Overview
• Design, implement, and apply AI-based methods merged with molecular modeling for protein design and engineering, including one or more of de novo design, sequence (re)design, and design of functionally relevant properties such as substrate selectivity and catalytic activity, stability, enzyme complementation, and photocontrol.
• Develop and train ML models informed by diverse experimental data such as (a) enzyme activity, specificity, and stability measurements; and (b) high-throughput sequencing data based on library screening and/or directed evolution.
• Collaborate closely with experimentalists on design–build–test–learn cycles including analysis and design of libraries.
• Prepare and publish manuscripts; present at conferences; contribute to grant-related reporting.
• Mentor graduate and undergraduate trainees.
Posting Summary
The Khare Laboratory at Rutgers University invites applications for a postdoctoral fellow position in computational enzyme engineering and AI-based protein design. A primary project will focus on engineering DNA polymerases supported by a federally funded and multi-institutional collaborative effort on DNA polymerase engineering. Postdoctoral fellows are also encouraged and supported to develop independent research directions aligned with the lab’s scientific program.
The laboratory develops and applies computational and machine-learning methods for enzyme engineering, de novo protein design, and the design of protein function. Research is conducted in close collaboration with experimental colleagues within and outside the group at Rutgers and beyond, with iterative cycles between computational design and experimental characterization.
Benefits
Rutgers provides a comprehensive benefits package to eligible employees. The specific benefits vary based on the position and may include:
- Medical, prescription drug, and dental coverage
- Paid vacation, holidays, and various leave programs
- Competitive retirement benefits, including defined contribution plans and voluntary tax-deferred savings options
- Employee and dependent educational benefits (when applicable)
- Life insurance coverage
- Employee discount programs
Minimum Education and Experience
• PhD (awarded or expected within six months of start date) in computational biology, bioinformatics, biophysics, chemistry, computer science, or a closely related field.

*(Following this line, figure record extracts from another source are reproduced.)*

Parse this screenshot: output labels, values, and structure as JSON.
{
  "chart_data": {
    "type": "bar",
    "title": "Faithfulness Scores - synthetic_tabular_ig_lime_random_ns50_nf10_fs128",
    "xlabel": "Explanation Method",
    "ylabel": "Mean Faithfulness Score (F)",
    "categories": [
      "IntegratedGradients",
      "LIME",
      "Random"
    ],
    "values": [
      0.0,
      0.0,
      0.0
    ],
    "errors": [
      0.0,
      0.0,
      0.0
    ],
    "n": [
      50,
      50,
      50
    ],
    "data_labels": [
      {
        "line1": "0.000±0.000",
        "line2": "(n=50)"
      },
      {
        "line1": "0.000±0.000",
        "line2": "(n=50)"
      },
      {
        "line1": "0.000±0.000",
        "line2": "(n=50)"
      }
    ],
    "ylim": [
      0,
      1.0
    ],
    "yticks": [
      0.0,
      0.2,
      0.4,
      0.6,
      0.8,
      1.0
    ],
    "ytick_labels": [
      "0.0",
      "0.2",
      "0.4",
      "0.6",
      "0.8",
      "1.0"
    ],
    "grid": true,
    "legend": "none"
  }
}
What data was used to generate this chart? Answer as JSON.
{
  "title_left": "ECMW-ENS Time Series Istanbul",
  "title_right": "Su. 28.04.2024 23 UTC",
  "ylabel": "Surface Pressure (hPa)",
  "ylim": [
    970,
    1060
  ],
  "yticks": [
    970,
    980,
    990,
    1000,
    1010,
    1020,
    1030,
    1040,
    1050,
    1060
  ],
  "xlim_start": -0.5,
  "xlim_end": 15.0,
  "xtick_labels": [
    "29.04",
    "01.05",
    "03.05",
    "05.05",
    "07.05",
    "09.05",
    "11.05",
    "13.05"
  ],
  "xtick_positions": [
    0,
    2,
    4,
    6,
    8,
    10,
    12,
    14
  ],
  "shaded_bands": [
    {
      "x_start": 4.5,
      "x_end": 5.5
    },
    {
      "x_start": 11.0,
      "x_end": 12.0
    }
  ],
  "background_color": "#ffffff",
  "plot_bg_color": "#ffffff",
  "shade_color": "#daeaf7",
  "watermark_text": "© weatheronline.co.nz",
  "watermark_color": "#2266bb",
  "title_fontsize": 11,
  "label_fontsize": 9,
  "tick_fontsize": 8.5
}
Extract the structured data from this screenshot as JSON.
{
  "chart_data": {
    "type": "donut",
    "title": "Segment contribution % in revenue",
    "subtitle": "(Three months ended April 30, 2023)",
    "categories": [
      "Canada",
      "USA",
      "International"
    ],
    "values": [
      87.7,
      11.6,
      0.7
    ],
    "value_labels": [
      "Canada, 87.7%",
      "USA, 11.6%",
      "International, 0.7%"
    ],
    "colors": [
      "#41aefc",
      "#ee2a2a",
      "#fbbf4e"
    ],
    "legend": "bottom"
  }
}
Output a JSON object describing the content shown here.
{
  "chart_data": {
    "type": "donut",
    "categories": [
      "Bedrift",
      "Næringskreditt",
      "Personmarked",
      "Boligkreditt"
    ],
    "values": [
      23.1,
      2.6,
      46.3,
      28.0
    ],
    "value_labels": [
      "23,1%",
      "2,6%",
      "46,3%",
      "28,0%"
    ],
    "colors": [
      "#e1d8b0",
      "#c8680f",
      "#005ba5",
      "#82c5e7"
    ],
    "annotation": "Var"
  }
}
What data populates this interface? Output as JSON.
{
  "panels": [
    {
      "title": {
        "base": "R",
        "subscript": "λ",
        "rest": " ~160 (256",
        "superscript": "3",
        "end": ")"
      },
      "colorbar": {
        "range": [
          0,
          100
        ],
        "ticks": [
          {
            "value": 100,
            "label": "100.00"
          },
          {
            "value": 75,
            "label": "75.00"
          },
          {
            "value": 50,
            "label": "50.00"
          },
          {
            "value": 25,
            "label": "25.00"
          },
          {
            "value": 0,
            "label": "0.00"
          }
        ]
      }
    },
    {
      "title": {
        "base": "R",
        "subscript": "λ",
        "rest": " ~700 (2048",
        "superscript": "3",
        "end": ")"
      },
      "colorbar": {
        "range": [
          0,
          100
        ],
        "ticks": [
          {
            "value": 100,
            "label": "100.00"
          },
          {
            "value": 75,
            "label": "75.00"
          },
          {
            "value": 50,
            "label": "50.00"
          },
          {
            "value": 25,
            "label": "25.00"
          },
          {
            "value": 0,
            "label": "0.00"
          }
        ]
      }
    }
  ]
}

Required Knowledge, Skills, and Abilities
• Publication record (published, in press, or as a preprint) in protein design, protein engineering, computational structural biology, or machine learning for biology.
• Demonstrated programming proficiency in Python, including experience with modern deep-learning frameworks (PyTorch and/or JAX).
• Submission of a representative code sample or link to a public code repository (e.g., GitHub) as part of the application.
Preferred Qualifications
• Direct experience with contemporary protein design tools and models (e.g., Rosetta, ProteinMPNN, RFdiffusion, AlphaFold-family models, ESM-based or other protein language models, or comparable methods).
• Experience training or fine-tuning ML models on large experimental datasets.
• Prior track record of close collaboration with experimentalists.